I would definitely recommend making [1,500] being a continuous range rather than integers. In your case, it sounds like there is a perfectly sensible interpretation of a fractional value: just interpolate (or fractionally weight) your historical record so that you can compare to a fraction of a day. The point is that optimization over continuous variables is usually much easier than optimizing integer variables, because with continuous variables there you can take small steps "downhill" to improve your objective.
As a first step, I would just use local optimization over all of these variables; now that they are continuous variables (with at least a piecewise differentiable function), that should be a lot easier. Try different local optimization methods and see which one works well.
Then try various techniques to get a more global optimum. e.g. you can use the MLSL algorithm in NLopt to do a sequence of local optimizations to explore the space, or you could use the other global algorithms.
Or you could do global optimization over only a subset of the variables as Gregory suggested, using that as a starting point for local optimization, although in general this does not give the global optimum.

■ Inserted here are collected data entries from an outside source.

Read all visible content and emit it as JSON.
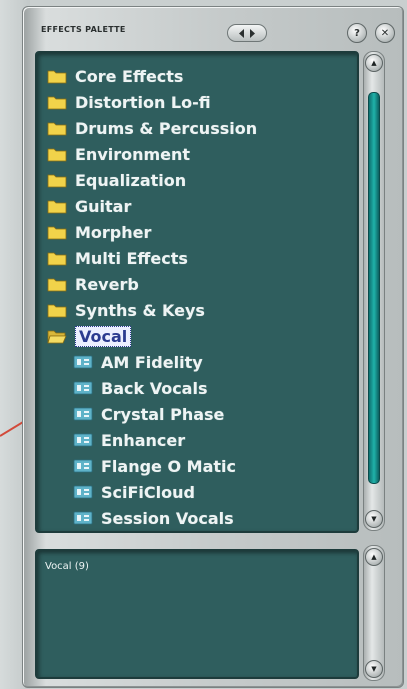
{
  "window": {
    "title": "EFFECTS PALETTE"
  },
  "tree": {
    "folders": [
      {
        "label": "Core Effects"
      },
      {
        "label": "Distortion Lo-fi"
      },
      {
        "label": "Drums & Percussion"
      },
      {
        "label": "Environment"
      },
      {
        "label": "Equalization"
      },
      {
        "label": "Guitar"
      },
      {
        "label": "Morpher"
      },
      {
        "label": "Multi Effects"
      },
      {
        "label": "Reverb"
      },
      {
        "label": "Synths & Keys"
      },
      {
        "label": "Vocal",
        "expanded": true,
        "selected": true
      }
    ],
    "vocal_effects": [
      {
        "label": "AM Fidelity"
      },
      {
        "label": "Back Vocals"
      },
      {
        "label": "Crystal Phase"
      },
      {
        "label": "Enhancer"
      },
      {
        "label": "Flange O Matic"
      },
      {
        "label": "SciFiCloud"
      },
      {
        "label": "Session Vocals"
      }
    ]
  },
  "info": {
    "text": "Vocal (9)"
  },
  "icons": {
    "folder": "folder-icon",
    "folder_open": "folder-open-icon",
    "effect": "effect-plugin-icon",
    "help": "help-icon",
    "close": "close-icon"
  },
  "colors": {
    "panel_bg": "#2f5e5e",
    "selection_bg": "#ecf0ff",
    "folder": "#f1d34a",
    "effect_icon": "#5fb3c9",
    "scroll_thumb": "#1fb2aa",
    "annotation_line": "#d24a3a"
  }
}
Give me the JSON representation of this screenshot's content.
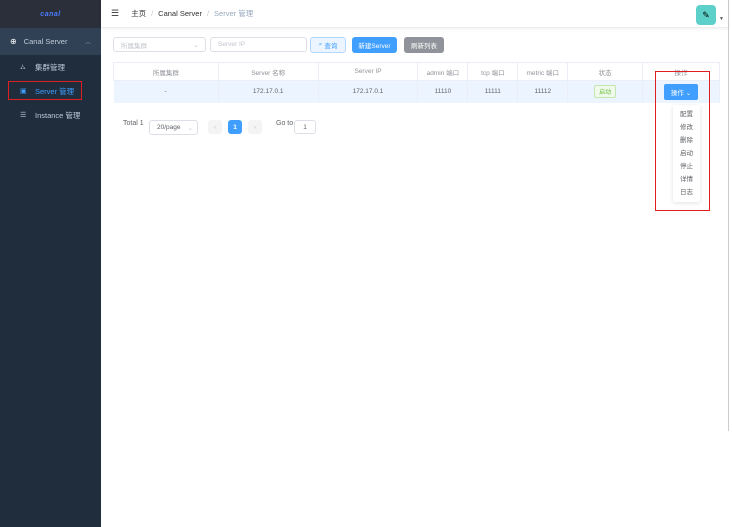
{
  "sidebar": {
    "logo": "canal",
    "group": "Canal Server",
    "items": [
      {
        "label": "集群管理",
        "icon": "cluster-icon"
      },
      {
        "label": "Server 管理",
        "icon": "server-icon",
        "active": true
      },
      {
        "label": "Instance 管理",
        "icon": "instance-icon"
      }
    ]
  },
  "header": {
    "breadcrumb": [
      "主页",
      "Canal Server",
      "Server 管理"
    ],
    "separator": "/"
  },
  "filters": {
    "cluster_placeholder": "所属集群",
    "ip_placeholder": "Server IP",
    "search_label": "查询",
    "new_label": "新建Server",
    "refresh_label": "刷新列表"
  },
  "table": {
    "columns": [
      "所属集群",
      "Server 名称",
      "Server IP",
      "admin 端口",
      "tcp 端口",
      "metric 端口",
      "状态",
      "操作"
    ],
    "rows": [
      {
        "cluster": "-",
        "name": "172.17.0.1",
        "ip": "172.17.0.1",
        "admin": "11110",
        "tcp": "11111",
        "metric": "11112",
        "status": "启动",
        "action": "操作"
      }
    ]
  },
  "dropdown": [
    "配置",
    "修改",
    "删除",
    "启动",
    "停止",
    "详情",
    "日志"
  ],
  "pagination": {
    "total": "Total 1",
    "page_size": "20/page",
    "current": "1",
    "goto_label": "Go to",
    "goto_value": "1"
  },
  "colors": {
    "accent": "#409eff",
    "sidebar": "#304156",
    "highlight": "#e02020"
  }
}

Of course, the difficulty with global optimization of arbitrary nonlinear functions is that in general it can be arbitrarily hard (even NP hard), and one doesn't even usually know whether the global optimum has been reached. In practice, then, you typically have to content yourself with a solution that is "good enough" rather than strictly demanding the global optimum. And you hope that your problem is one without too many local optima so that you can find a reasonably global optimum, if not necessarily *the* global optimum, in a reasonable time.